Pollution of rivers in Manchester is a common problem, says Environment Agency
- River pollution is not uncommon in Manchester
- Last month a mysterious white foam was seen floating on River Irwell
- Pesticide was dumped into River Irwell two years ago
The pollution of rivers in Manchester is an annual occurrence, according to the Mersey Rivers Trust.
Mike Duddy, senior project manager at Mersey Rivers Trust said that though there has been an improvement in the cleanliness of rivers compared to their state in the 20th century, incidents are not uncommon.
Last month a mysterious white foam was seen floating on the River Irwell between Salford and Manchester.
The Environment Agency analysed the samples and found detergent, which seemed to be the cause. Fortunately, there was no long-term damage to flora or fauna.
However, a similar incident that happened in April 2017 saw pesticide being dumped in River Irwell, which caused lasting damage.
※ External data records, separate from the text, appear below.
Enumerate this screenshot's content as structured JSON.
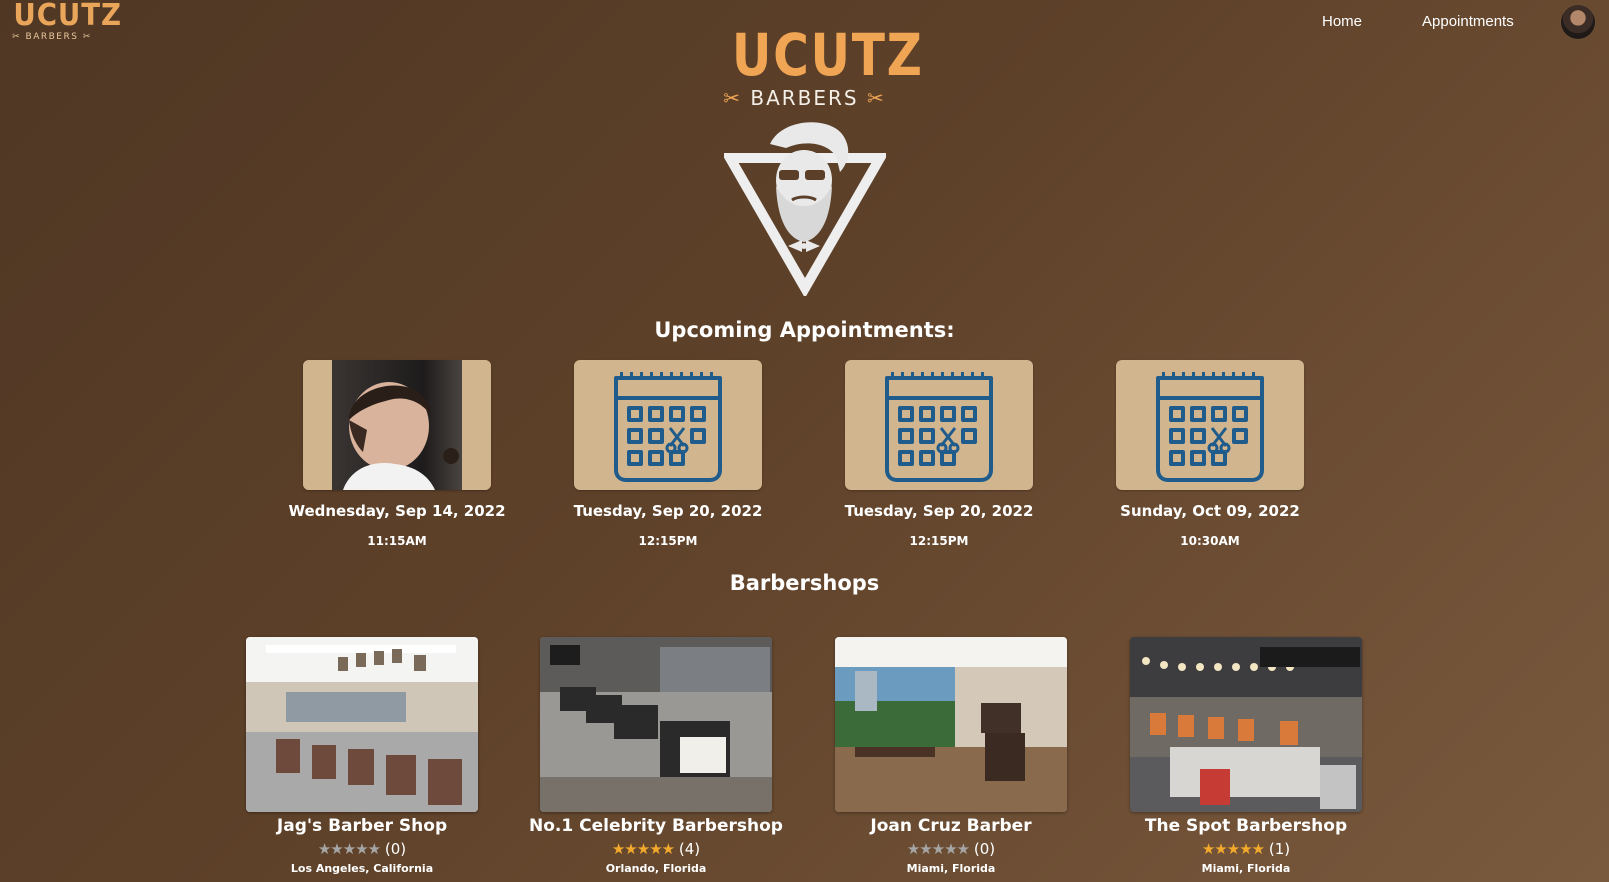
{
  "nav": {
    "logo_text": "UCUTZ",
    "logo_sub": "BARBERS",
    "links": [
      {
        "label": "Home"
      },
      {
        "label": "Appointments"
      }
    ],
    "avatar": "user-avatar"
  },
  "hero": {
    "brand": "UCUTZ",
    "sub": "BARBERS"
  },
  "appointments": {
    "heading": "Upcoming Appointments:",
    "items": [
      {
        "date": "Wednesday, Sep 14, 2022",
        "time": "11:15AM",
        "image": "haircut-photo"
      },
      {
        "date": "Tuesday, Sep 20, 2022",
        "time": "12:15PM",
        "image": "calendar-scissors-icon"
      },
      {
        "date": "Tuesday, Sep 20, 2022",
        "time": "12:15PM",
        "image": "calendar-scissors-icon"
      },
      {
        "date": "Sunday, Oct 09, 2022",
        "time": "10:30AM",
        "image": "calendar-scissors-icon"
      }
    ]
  },
  "barbershops": {
    "heading": "Barbershops",
    "items": [
      {
        "name": "Jag's Barber Shop",
        "stars": "★★★★★",
        "rating": 0,
        "rating_text": "(0)",
        "location": "Los Angeles, California",
        "star_color": "#a5a5a5"
      },
      {
        "name": "No.1 Celebrity Barbershop",
        "stars": "★★★★★",
        "rating": 4.5,
        "rating_text": "(4)",
        "location": "Orlando, Florida",
        "star_color": "#f2a92c"
      },
      {
        "name": "Joan Cruz Barber",
        "stars": "★★★★★",
        "rating": 0,
        "rating_text": "(0)",
        "location": "Miami, Florida",
        "star_color": "#a5a5a5"
      },
      {
        "name": "The Spot Barbershop",
        "stars": "★★★★★",
        "rating": 5,
        "rating_text": "(1)",
        "location": "Miami, Florida",
        "star_color": "#f2a92c"
      }
    ]
  },
  "colors": {
    "background": "#5b3f28",
    "accent": "#f0a554",
    "card": "#d1b58f",
    "calendar_icon": "#1f5c8c",
    "star_filled": "#f2a92c",
    "star_empty": "#a5a5a5"
  }
}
Mr Duddy said: “When the pesticide was put into the river, it killed the invertebrates and the insects, molluscs and the snails. While it did not kill any fish, it killed their food supply.”
The Irwell took a year to recover completely after the incident.
Pollution has a knock-on effect for wildlife, say experts, affecting animals dependent on wildlife in the river for food and birds having to look elsewhere for a food source. Bats and other wildlife, can also be affected.
Perpetrators who cause river pollution could be prosecuted and face penalties.
Mr Duddy said residents can do their bit to make sure pollutants don’t end up in the river.
He said: “The two simple messages we can give are: ‘There should only be rain down the drain’ and the only thing that should go down the sewer are the 3Ps- pee, poop and paper.”
He added that resident should be careful that too much fertilisers are not used in gardening and that they don’t end up in the drain in their gardens. Moreover, rubbish shouldn’t be flushed down the toilet.